Film office for Edinburgh, East Lothian and the Scottish Borders
Back to Back in Old Town
Film office for Edinburgh, East Lothian and the Scottish Borders

Back to Back in Old Town

In the Spring of 2017, Avengers: Infinity War brought superheroes to the Old Town with spectacular action sequences taking place around the Royal Mile, City Chambers and Parliament Square. It was a technical challenge on many levels with hundreds of local and international production services involved.

The Victim filming on St Giles Street

Fast forward to Spring 2018 and a new logistical challenge presented itself to the city and the same Old Town areas, with three productions looking to utilize these locations on the same schedule as each other.

First up was the second series of BBC Three’s hit drama, Clique.

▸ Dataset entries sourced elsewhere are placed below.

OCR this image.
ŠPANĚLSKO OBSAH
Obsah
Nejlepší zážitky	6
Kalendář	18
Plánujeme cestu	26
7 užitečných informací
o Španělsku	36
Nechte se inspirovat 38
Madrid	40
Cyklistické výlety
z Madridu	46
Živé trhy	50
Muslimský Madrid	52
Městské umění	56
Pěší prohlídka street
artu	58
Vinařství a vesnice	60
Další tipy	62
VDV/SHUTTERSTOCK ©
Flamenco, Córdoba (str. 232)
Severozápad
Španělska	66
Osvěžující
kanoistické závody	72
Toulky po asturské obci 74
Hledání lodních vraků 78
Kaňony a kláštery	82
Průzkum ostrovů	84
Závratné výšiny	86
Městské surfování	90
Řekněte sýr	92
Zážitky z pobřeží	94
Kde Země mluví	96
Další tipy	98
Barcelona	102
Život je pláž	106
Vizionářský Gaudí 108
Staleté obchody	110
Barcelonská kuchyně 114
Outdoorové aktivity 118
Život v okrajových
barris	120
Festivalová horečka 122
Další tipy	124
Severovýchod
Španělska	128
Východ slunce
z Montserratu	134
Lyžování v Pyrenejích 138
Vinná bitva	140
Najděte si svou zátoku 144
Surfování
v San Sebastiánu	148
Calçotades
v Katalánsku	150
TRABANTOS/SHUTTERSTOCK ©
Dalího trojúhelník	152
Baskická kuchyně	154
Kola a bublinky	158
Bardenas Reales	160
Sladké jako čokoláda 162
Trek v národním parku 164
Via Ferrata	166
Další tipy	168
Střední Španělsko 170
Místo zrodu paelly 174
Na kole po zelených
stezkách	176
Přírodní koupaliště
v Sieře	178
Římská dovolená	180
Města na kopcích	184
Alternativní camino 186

The six-part psychological thriller from Skins writer Jess Brittain aired last year on the online channel before transitioning to BBC One later in the year. Shot and based in the capital, it followed two friends, Holly and Louise, in their first year of university in Edinburgh where they soon found themselves drawn to an elite clique. The follow up series would continue in Edinburgh, this time shifting focus to Holly and her new boyfriend who may or may not be a bad boy.

Production week one saw Clique filming in the French Consulate and in the quadrangle of Edinburgh’s City Chambers with technical vehicles in West Parliament Square, returning two weeks later for scenes at the City Chambers and the Devil’s Advocate.

Meanwhile another BBC drama was putting together their schedule. Legal drama The Victim was planning its essential Edinburgh shots which needed to be packed into just three days of filming. The story called for the municipal buildings and narrow closes of the Old Town, with West Parliament Square as the hub for essential vehicles. Having such limited time in the city, the four-part thriller starring Kelly Macdonald and John Hannah, could film only on the same dates as Clique.

Gareth Jones crew outside Parliament Square

Thanks to good planning and coordination between productions and with the City of Edinburgh Council, both Clique and The Victim managed successfully to get what they needed while keeping Edinburgh running. The Victim arrived at West Parliament Square early in the day, filmed and left before Clique came in the evening and shot through the night. To bystanders it may have appeared to be one production shooting, however it was a carefully planned and seamlessly executed switch between the two.

Then came Agnieszka Holland’s feature film Gareth Jones, starring James Norton as the 1930s journalist. The Oscar-nominated Polish director was set to spend time in Edinburgh using exterior and interior locations to double as period London.

By the time this production arrived in town, pre-planned works at certain key locations including Parliament Square, and the requirements of other events in the city, necessitated flexibility in the shooting plans.

Fortunately Edinburgh’s wealth of historic properties in the city centre gave the team many suitable options. They were even able to add an extra days shooting, recreating a busy London street of the 1930’s, complete with horses and London bus, in our very own Moray Place. The final shot of the film was also sourced on Hill St in the New Town.

Gareth Jones filming inside Lothian Chambers

Andy Smith, Technician for the City of Edinburgh Council’s Planning and Transport department said:

“From Hollywood blockbusters to TV dramas and commercials, the key is coming to us early with plans or at least an outline of your desires as early as possible so that all those involved can help guide, advise and facilitate the eventual production to showcase all the Edinburgh has to offer”.

Martin Henderson, location manager for The Victim, said:

"I recently had the opportunity to shoot in Edinburgh for STV’s new 4-part drama, The Victim. I was apprehensive about shooting on The Royal Mile for 3 days, given how busy it is at this time of year. But it all went very well and that was in no small part down to excellent communications between our production and Edinburgh’s Film Office and City Council. We were kept informed of other goings-on in the city and this helped us schedule efficiently. We were advised about whose permission we needed at each location and received great assistance organising our parking and traffic management and all in all, as ever, I found Edinburgh’s Film Office and City Council to be the most film friendly in the country. I look forward to my next shoot in the capital.”